Que pensez-vous du «printemps arabe» ?
Quand j'ai vu ce qui se passait en Égypte et en Tunisie, cela m'a rappelé les années 60 chez nous.
C'est ce qui m'a inspiré la chanson «My people» qui est un appel à la liberté pour le bien de l'humanité. Dieu nous a donné des conditions de base pour vivre notre vie comme nous voulons, sans toucher à la liberté des autres. L'être humain veut priver son prochain de cette liberté.

Votre choix spirituel pour l'Islam ne vous a-t-il pas empêché de rester fidèle à votre ancien répertoire ?
J'aime beaucoup mes anciennes chansons qui représentent pour moi des messages et pour les autres aussi. Par contre, j'ai laissé tomber certaines chansons parce que je suis plus intéressé par la paix et l'humanisme.
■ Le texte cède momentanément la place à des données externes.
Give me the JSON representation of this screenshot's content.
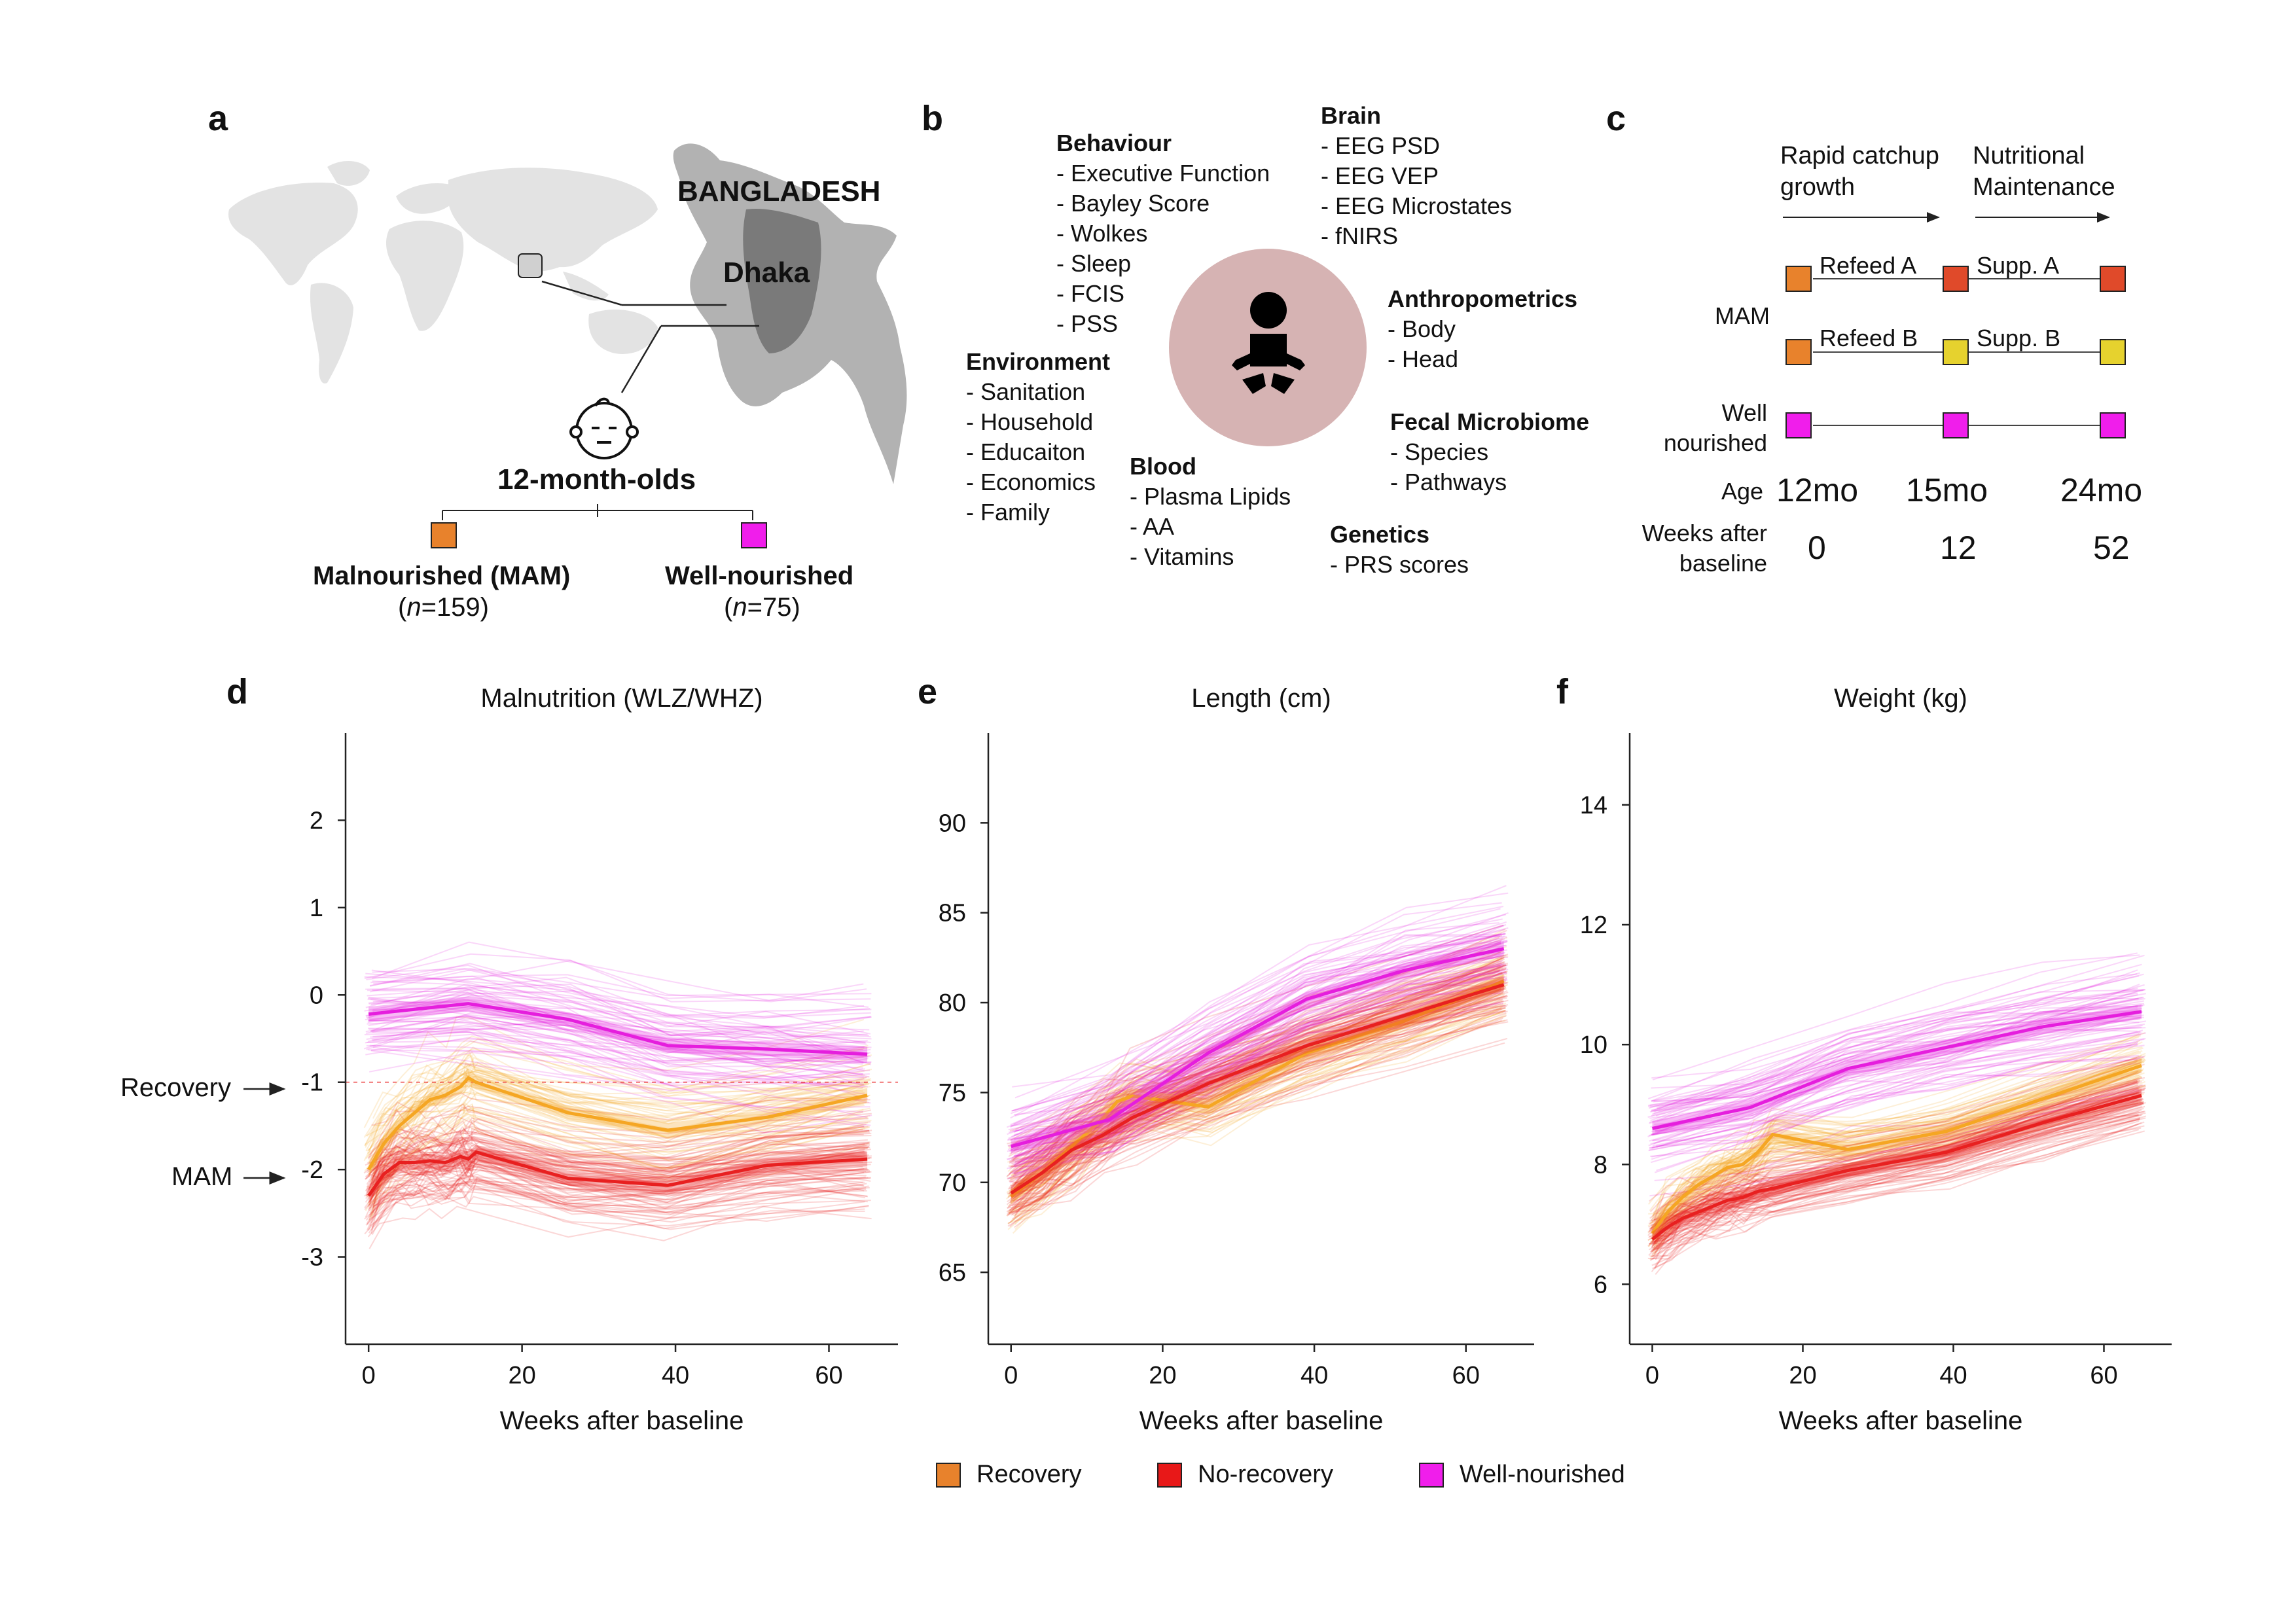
{
  "panels": {
    "a": {
      "label": "a",
      "country": "BANGLADESH",
      "city": "Dhaka",
      "cohort_title": "12-month-olds",
      "groups": [
        {
          "name": "Malnourished (MAM)",
          "n_prefix": "(",
          "n_var": "n",
          "n_value": "=159)",
          "color": "#E8822C"
        },
        {
          "name": "Well-nourished",
          "n_prefix": "(",
          "n_var": "n",
          "n_value": "=75)",
          "color": "#F01EEB"
        }
      ]
    },
    "b": {
      "label": "b",
      "categories": [
        {
          "title": "Behaviour",
          "items": [
            "- Executive Function",
            "- Bayley Score",
            "- Wolkes",
            "- Sleep",
            "- FCIS",
            "- PSS"
          ]
        },
        {
          "title": "Brain",
          "items": [
            "- EEG PSD",
            "- EEG VEP",
            "- EEG Microstates",
            "- fNIRS"
          ]
        },
        {
          "title": "Environment",
          "items": [
            "- Sanitation",
            "- Household",
            "- Educaiton",
            "- Economics",
            "- Family"
          ]
        },
        {
          "title": "Anthropometrics",
          "items": [
            "- Body",
            "- Head"
          ]
        },
        {
          "title": "Blood",
          "items": [
            "- Plasma Lipids",
            "- AA",
            "- Vitamins"
          ]
        },
        {
          "title": "Fecal Microbiome",
          "items": [
            "- Species",
            "- Pathways"
          ]
        },
        {
          "title": "Genetics",
          "items": [
            "- PRS scores"
          ]
        }
      ]
    },
    "c": {
      "label": "c",
      "phase1": "Rapid catchup\ngrowth",
      "phase2": "Nutritional\nMaintenance",
      "row_mam": "MAM",
      "row_wn": "Well\nnourished",
      "refeed_a": "Refeed A",
      "supp_a": "Supp. A",
      "refeed_b": "Refeed B",
      "supp_b": "Supp. B",
      "age_label": "Age",
      "ages": [
        "12mo",
        "15mo",
        "24mo"
      ],
      "weeks_label": "Weeks after\nbaseline",
      "weeks": [
        "0",
        "12",
        "52"
      ],
      "colors": {
        "refeed": "#E8822C",
        "suppA": "#E04A2A",
        "suppB": "#E6D22E",
        "wn": "#F01EEB"
      }
    },
    "d": {
      "label": "d",
      "recovery_annot": "Recovery",
      "mam_annot": "MAM"
    },
    "e": {
      "label": "e"
    },
    "f": {
      "label": "f"
    }
  },
  "legend": [
    {
      "name": "Recovery",
      "color": "#E8822C"
    },
    {
      "name": "No-recovery",
      "color": "#E81818"
    },
    {
      "name": "Well-nourished",
      "color": "#F01EEB"
    }
  ],
  "chart_data": [
    {
      "type": "line",
      "title": "Malnutrition (WLZ/WHZ)",
      "xlabel": "Weeks after baseline",
      "ylabel": "",
      "xlim": [
        -3,
        69
      ],
      "ylim": [
        -4,
        3
      ],
      "xticks": [
        0,
        20,
        40,
        60
      ],
      "yticks": [
        -3,
        -2,
        -1,
        0,
        1,
        2
      ],
      "reference_line": -1,
      "series": [
        {
          "name": "Recovery",
          "color": "#F5A623",
          "x": [
            0,
            2,
            4,
            6,
            8,
            10,
            12,
            13,
            14,
            26,
            39,
            52,
            65
          ],
          "y": [
            -2.0,
            -1.7,
            -1.5,
            -1.35,
            -1.2,
            -1.15,
            -1.05,
            -0.95,
            -1.0,
            -1.35,
            -1.55,
            -1.4,
            -1.15
          ]
        },
        {
          "name": "No-recovery",
          "color": "#E82020",
          "x": [
            0,
            2,
            4,
            6,
            8,
            10,
            12,
            13,
            14,
            26,
            39,
            52,
            65
          ],
          "y": [
            -2.3,
            -2.05,
            -1.92,
            -1.92,
            -1.9,
            -1.92,
            -1.85,
            -1.88,
            -1.8,
            -2.1,
            -2.18,
            -1.95,
            -1.88
          ]
        },
        {
          "name": "Well-nourished",
          "color": "#E51EDD",
          "x": [
            0,
            13,
            26,
            39,
            52,
            65
          ],
          "y": [
            -0.22,
            -0.1,
            -0.28,
            -0.58,
            -0.62,
            -0.68
          ]
        }
      ]
    },
    {
      "type": "line",
      "title": "Length (cm)",
      "xlabel": "Weeks after baseline",
      "ylabel": "",
      "xlim": [
        -3,
        69
      ],
      "ylim": [
        61,
        95
      ],
      "xticks": [
        0,
        20,
        40,
        60
      ],
      "yticks": [
        65,
        70,
        75,
        80,
        85,
        90
      ],
      "series": [
        {
          "name": "Recovery",
          "color": "#F5A623",
          "x": [
            0,
            4,
            8,
            12,
            14,
            16,
            26,
            39,
            52,
            65
          ],
          "y": [
            69.2,
            70.5,
            72.0,
            73.5,
            74.5,
            74.8,
            74.2,
            77.2,
            79.0,
            81.2
          ]
        },
        {
          "name": "No-recovery",
          "color": "#E82020",
          "x": [
            0,
            4,
            8,
            12,
            16,
            26,
            39,
            52,
            65
          ],
          "y": [
            69.4,
            70.5,
            71.8,
            72.6,
            73.6,
            75.5,
            77.6,
            79.3,
            81.0
          ]
        },
        {
          "name": "Well-nourished",
          "color": "#E51EDD",
          "x": [
            0,
            13,
            26,
            39,
            52,
            65
          ],
          "y": [
            72.0,
            73.5,
            77.2,
            80.2,
            81.8,
            83.0
          ]
        }
      ]
    },
    {
      "type": "line",
      "title": "Weight (kg)",
      "xlabel": "Weeks after baseline",
      "ylabel": "",
      "xlim": [
        -3,
        69
      ],
      "ylim": [
        5,
        15.2
      ],
      "xticks": [
        0,
        20,
        40,
        60
      ],
      "yticks": [
        6,
        8,
        10,
        12,
        14
      ],
      "series": [
        {
          "name": "Recovery",
          "color": "#F5A623",
          "x": [
            0,
            2,
            4,
            6,
            8,
            10,
            12,
            14,
            16,
            26,
            39,
            52,
            65
          ],
          "y": [
            6.85,
            7.2,
            7.45,
            7.65,
            7.8,
            7.95,
            8.0,
            8.2,
            8.5,
            8.25,
            8.55,
            9.1,
            9.65
          ]
        },
        {
          "name": "No-recovery",
          "color": "#E82020",
          "x": [
            0,
            2,
            4,
            6,
            8,
            10,
            12,
            14,
            16,
            26,
            39,
            52,
            65
          ],
          "y": [
            6.75,
            6.95,
            7.1,
            7.2,
            7.3,
            7.4,
            7.45,
            7.55,
            7.6,
            7.9,
            8.2,
            8.7,
            9.15
          ]
        },
        {
          "name": "Well-nourished",
          "color": "#E51EDD",
          "x": [
            0,
            13,
            26,
            39,
            52,
            65
          ],
          "y": [
            8.6,
            8.95,
            9.6,
            9.95,
            10.3,
            10.55
          ]
        }
      ]
    }
  ]
}
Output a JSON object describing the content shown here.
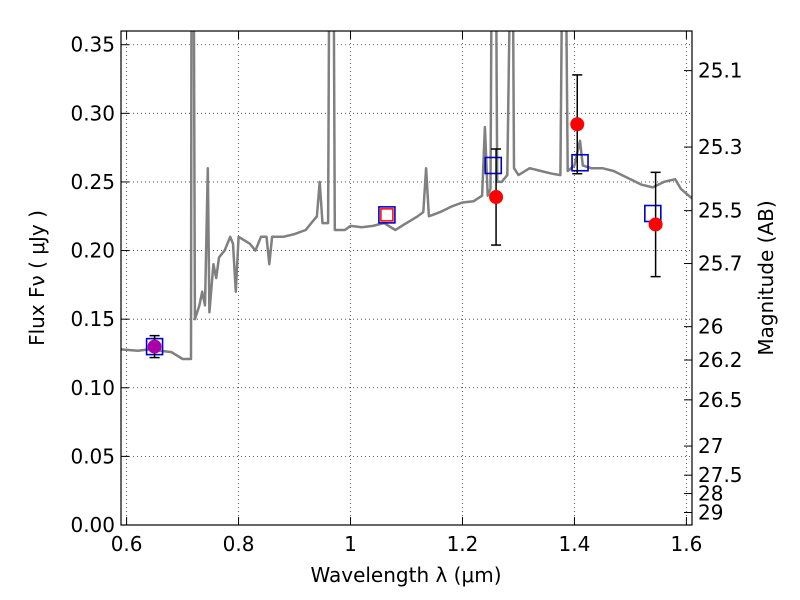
{
  "chart_data": {
    "type": "scatter",
    "xlabel": "Wavelength  λ (μm)",
    "ylabel": "Flux  Fν  ( μJy )",
    "ylabel_right": "Magnitude (AB)",
    "xlim": [
      0.59,
      1.61
    ],
    "ylim": [
      0.0,
      0.36
    ],
    "grid": true,
    "x_ticks": [
      {
        "value": 0.6,
        "label": "0.6"
      },
      {
        "value": 0.8,
        "label": "0.8"
      },
      {
        "value": 1.0,
        "label": "1"
      },
      {
        "value": 1.2,
        "label": "1.2"
      },
      {
        "value": 1.4,
        "label": "1.4"
      },
      {
        "value": 1.6,
        "label": "1.6"
      }
    ],
    "y_ticks": [
      {
        "value": 0.0,
        "label": "0.00"
      },
      {
        "value": 0.05,
        "label": "0.05"
      },
      {
        "value": 0.1,
        "label": "0.10"
      },
      {
        "value": 0.15,
        "label": "0.15"
      },
      {
        "value": 0.2,
        "label": "0.20"
      },
      {
        "value": 0.25,
        "label": "0.25"
      },
      {
        "value": 0.3,
        "label": "0.30"
      },
      {
        "value": 0.35,
        "label": "0.35"
      }
    ],
    "mag_ticks": [
      {
        "value": 25.1,
        "label": "25.1"
      },
      {
        "value": 25.3,
        "label": "25.3"
      },
      {
        "value": 25.5,
        "label": "25.5"
      },
      {
        "value": 25.7,
        "label": "25.7"
      },
      {
        "value": 26.0,
        "label": "26"
      },
      {
        "value": 26.2,
        "label": "26.2"
      },
      {
        "value": 26.5,
        "label": "26.5"
      },
      {
        "value": 27.0,
        "label": "27"
      },
      {
        "value": 27.5,
        "label": "27.5"
      },
      {
        "value": 28.0,
        "label": "28"
      },
      {
        "value": 29.0,
        "label": "29"
      }
    ],
    "colors": {
      "spectrum": "#808080",
      "observed": "#ff0000",
      "model": "#0000cc",
      "errorbar": "#000000",
      "highlight": "#aa00aa"
    },
    "spectrum": [
      [
        0.59,
        0.128
      ],
      [
        0.62,
        0.127
      ],
      [
        0.64,
        0.128
      ],
      [
        0.66,
        0.127
      ],
      [
        0.68,
        0.126
      ],
      [
        0.7,
        0.121
      ],
      [
        0.715,
        0.121
      ],
      [
        0.716,
        0.4
      ],
      [
        0.72,
        0.4
      ],
      [
        0.722,
        0.15
      ],
      [
        0.73,
        0.16
      ],
      [
        0.735,
        0.17
      ],
      [
        0.74,
        0.16
      ],
      [
        0.745,
        0.26
      ],
      [
        0.748,
        0.155
      ],
      [
        0.755,
        0.19
      ],
      [
        0.76,
        0.18
      ],
      [
        0.765,
        0.195
      ],
      [
        0.775,
        0.2
      ],
      [
        0.785,
        0.21
      ],
      [
        0.79,
        0.205
      ],
      [
        0.795,
        0.17
      ],
      [
        0.8,
        0.21
      ],
      [
        0.82,
        0.205
      ],
      [
        0.83,
        0.2
      ],
      [
        0.84,
        0.21
      ],
      [
        0.85,
        0.21
      ],
      [
        0.855,
        0.19
      ],
      [
        0.86,
        0.21
      ],
      [
        0.88,
        0.21
      ],
      [
        0.9,
        0.212
      ],
      [
        0.92,
        0.215
      ],
      [
        0.93,
        0.22
      ],
      [
        0.94,
        0.225
      ],
      [
        0.945,
        0.25
      ],
      [
        0.95,
        0.22
      ],
      [
        0.96,
        0.22
      ],
      [
        0.962,
        0.4
      ],
      [
        0.97,
        0.4
      ],
      [
        0.972,
        0.215
      ],
      [
        0.99,
        0.215
      ],
      [
        1.0,
        0.218
      ],
      [
        1.02,
        0.217
      ],
      [
        1.04,
        0.218
      ],
      [
        1.06,
        0.22
      ],
      [
        1.08,
        0.215
      ],
      [
        1.1,
        0.22
      ],
      [
        1.12,
        0.225
      ],
      [
        1.13,
        0.228
      ],
      [
        1.135,
        0.26
      ],
      [
        1.14,
        0.225
      ],
      [
        1.16,
        0.228
      ],
      [
        1.18,
        0.232
      ],
      [
        1.2,
        0.235
      ],
      [
        1.22,
        0.236
      ],
      [
        1.235,
        0.24
      ],
      [
        1.24,
        0.29
      ],
      [
        1.245,
        0.24
      ],
      [
        1.25,
        0.245
      ],
      [
        1.252,
        0.4
      ],
      [
        1.26,
        0.4
      ],
      [
        1.262,
        0.25
      ],
      [
        1.27,
        0.25
      ],
      [
        1.28,
        0.255
      ],
      [
        1.285,
        0.4
      ],
      [
        1.29,
        0.4
      ],
      [
        1.292,
        0.26
      ],
      [
        1.3,
        0.255
      ],
      [
        1.32,
        0.26
      ],
      [
        1.34,
        0.258
      ],
      [
        1.36,
        0.256
      ],
      [
        1.375,
        0.255
      ],
      [
        1.378,
        0.4
      ],
      [
        1.385,
        0.4
      ],
      [
        1.388,
        0.258
      ],
      [
        1.4,
        0.262
      ],
      [
        1.41,
        0.28
      ],
      [
        1.415,
        0.262
      ],
      [
        1.43,
        0.26
      ],
      [
        1.45,
        0.26
      ],
      [
        1.47,
        0.258
      ],
      [
        1.5,
        0.252
      ],
      [
        1.52,
        0.248
      ],
      [
        1.54,
        0.246
      ],
      [
        1.56,
        0.25
      ],
      [
        1.58,
        0.252
      ],
      [
        1.59,
        0.245
      ],
      [
        1.61,
        0.238
      ]
    ],
    "observed": [
      {
        "x": 0.65,
        "y": 0.13,
        "err": 0.008,
        "highlight": true
      },
      {
        "x": 1.26,
        "y": 0.239,
        "err": 0.035
      },
      {
        "x": 1.405,
        "y": 0.292,
        "err": 0.036
      },
      {
        "x": 1.545,
        "y": 0.219,
        "err": 0.038
      }
    ],
    "model": [
      {
        "x": 0.65,
        "y": 0.13
      },
      {
        "x": 1.065,
        "y": 0.226
      },
      {
        "x": 1.255,
        "y": 0.262
      },
      {
        "x": 1.41,
        "y": 0.264
      },
      {
        "x": 1.54,
        "y": 0.227
      }
    ],
    "extra_red_square": {
      "x": 1.065,
      "y": 0.226
    }
  }
}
Que connaissiez-vous du Maroc avant de
venir chanter à Mawazine ?

Je connais la ville d'Essaouira. Elle m'a été présentée par un traducteur anglais qui était lui aussi musulman.
Je garde un bon souvenir des gens que j'ai connus dans cette ville.
Quant à Marrakech, je l'avais visitée bien avant, dans les années 70. Je la trouve très mystérieuse. Je peux aussi ajouter que j'ai écrit deux chansons au Maroc: «If I Love» et «How Can Tell You».

Une légende vivante

Né en 1948 à Londres, d'un père chypriote grec et d'une mère suédoise, Yusuf Islam (Cat Stevens), de son vrai nom Steven Demetre Georgiou, se passionne de la musique depuis son jeune âge. 1967 représente pour lui l'année des premières tournées où il se produira avec le Jimi Hendrix Experience et les Californiens de Walker Brothers.
En 1969, la tuberculose met sa vie en danger et ouvre une parenthèse d'interrogations sur sa vie passée. Quand il reprend sa carrière en 1970, il adopte un nouveau tournant musical, plus intense, faisant de lui une star mondiale offrant des morceaux forts en émotion. C'était le début d'une autre phase qui le mène vers la conversion à l'Islam en 1977.
Ce génie intemporel, qui a écoulé plus de 100 millions d'albums dans le monde, consacre, depuis, son temps et ses revenus à des œuvres de bienfaisance.
Aujourd'hui Yusuf Islam est réconcilié avec son passé, ses chansons sont intemporelles et de renommée mondiale. Il est toujours présent dans le cœur des fans comme l'un des plus grands artistes de tous les temps.